What is the best free net worth tracker?
In the United States, Empower (formerly Personal Capital) is the standout free option. Most fully featured trackers, and almost all the multi-currency ones, are paid, because a free app has to earn its money somewhere, through advertising, selling data, or upselling advice. Finary and PocketSmith offer limited free tiers worth a look, but a genuinely complete, multi-currency tracker is generally a paid product.
What is the best net worth tracker for multiple currencies?
Multi-currency support is rarer than you would expect. Endute, Finary, PocketSmith and Kubera all handle more than one currency, while Empower, Monarch and Copilot do not. Of the multi-currency options, Endute is the only one that also does budgeting, native mobile apps and FIRE planning, which is why it suits people whose whole financial life crosses borders.
Do net worth apps track property and investments too?
The good ones do. A proper tracker records property and nets it against the mortgage so you see your equity rather than the headline value, and it tracks investments with their real, time-weighted returns rather than only the current balance.
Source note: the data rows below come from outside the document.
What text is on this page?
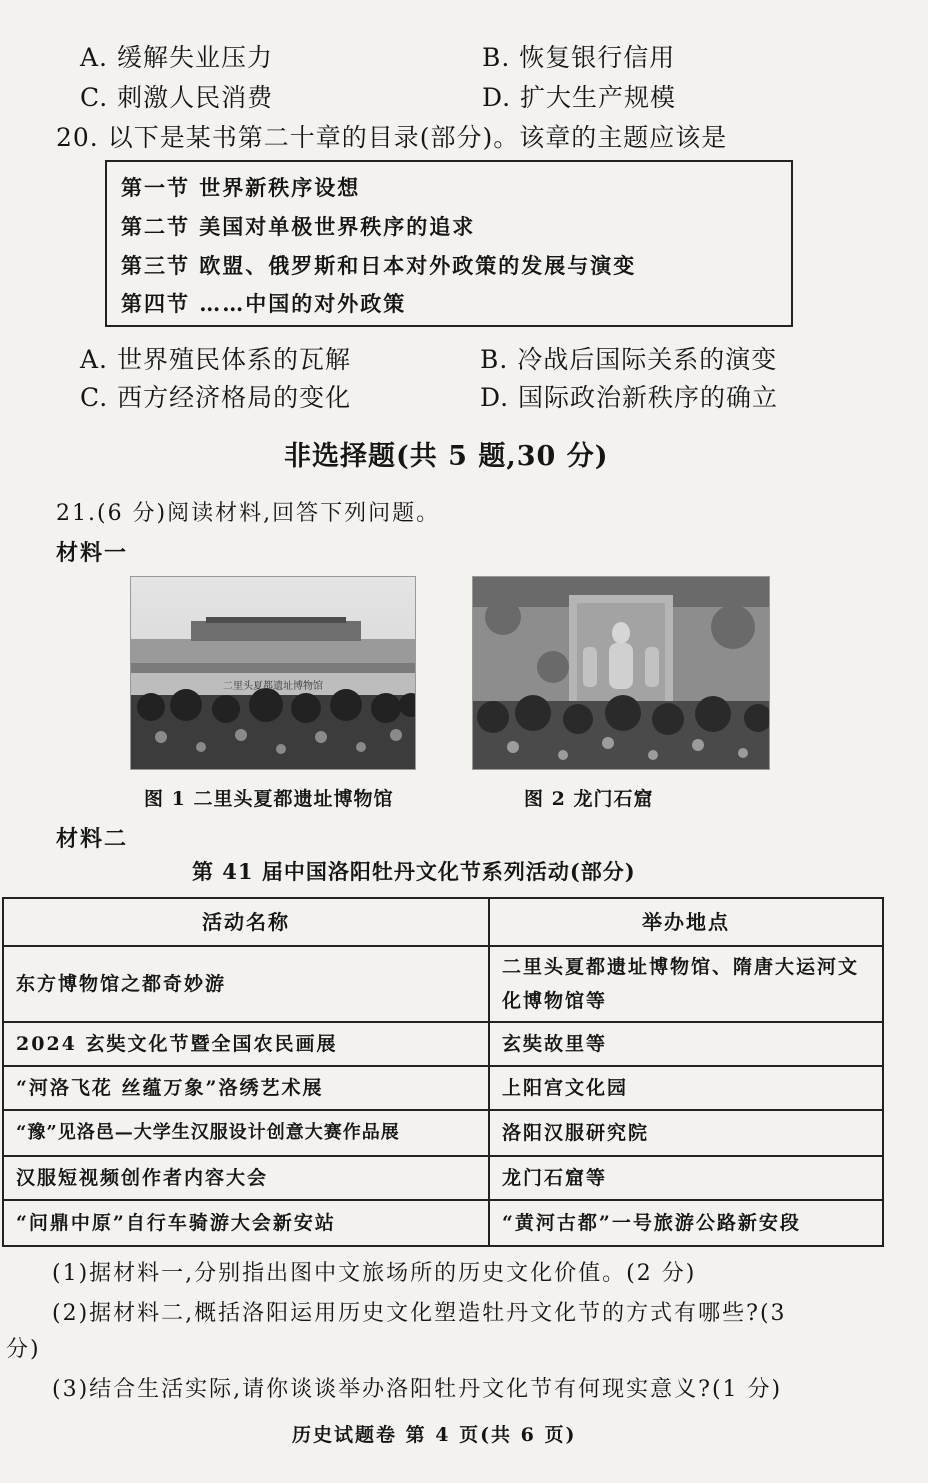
A. 缓解失业压力	B. 恢复银行信用
C. 刺激人民消费	D. 扩大生产规模
20. 以下是某书第二十章的目录(部分)。该章的主题应该是
第一节 世界新秩序设想
第二节 美国对单极世界秩序的追求
第三节 欧盟、俄罗斯和日本对外政策的发展与演变
第四节 ……中国的对外政策
A. 世界殖民体系的瓦解	B. 冷战后国际关系的演变
C. 西方经济格局的变化	D. 国际政治新秩序的确立
非选择题(共 5 题,30 分)
21.(6 分)阅读材料,回答下列问题。
材料一
二里头夏都遗址博物馆
图 1 二里头夏都遗址博物馆	图 2 龙门石窟
材料二
第 41 届中国洛阳牡丹文化节系列活动(部分)
活动名称	举办地点
东方博物馆之都奇妙游	二里头夏都遗址博物馆、隋唐大运河文化博物馆等
2024 玄奘文化节暨全国农民画展	玄奘故里等
“河洛飞花 丝蕴万象”洛绣艺术展	上阳宫文化园
“豫”见洛邑—大学生汉服设计创意大赛作品展	洛阳汉服研究院
汉服短视频创作者内容大会	龙门石窟等
“问鼎中原”自行车骑游大会新安站	“黄河古都”一号旅游公路新安段
(1)据材料一,分别指出图中文旅场所的历史文化价值。(2 分)
(2)据材料二,概括洛阳运用历史文化塑造牡丹文化节的方式有哪些?(3
分)
(3)结合生活实际,请你谈谈举办洛阳牡丹文化节有何现实意义?(1 分)
历史试题卷 第 4 页(共 6 页)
Some apps show investment balances but not holdings-level returns, so it is worth checking that before you commit.
Is it safe to connect my accounts to a net worth app?
When the connection uses open banking, yes. Open banking is read-only, so the app can display your balances and transactions but cannot move your money, and you authorise it through your own bank rather than handing over a password. The point to check is the business model: if an app is free, find out whether it pays for itself by selling your data or steering you toward paid advice before you connect everything.
This article is for educational purposes only and does not constitute financial advice. We build Endute, one of the apps featured.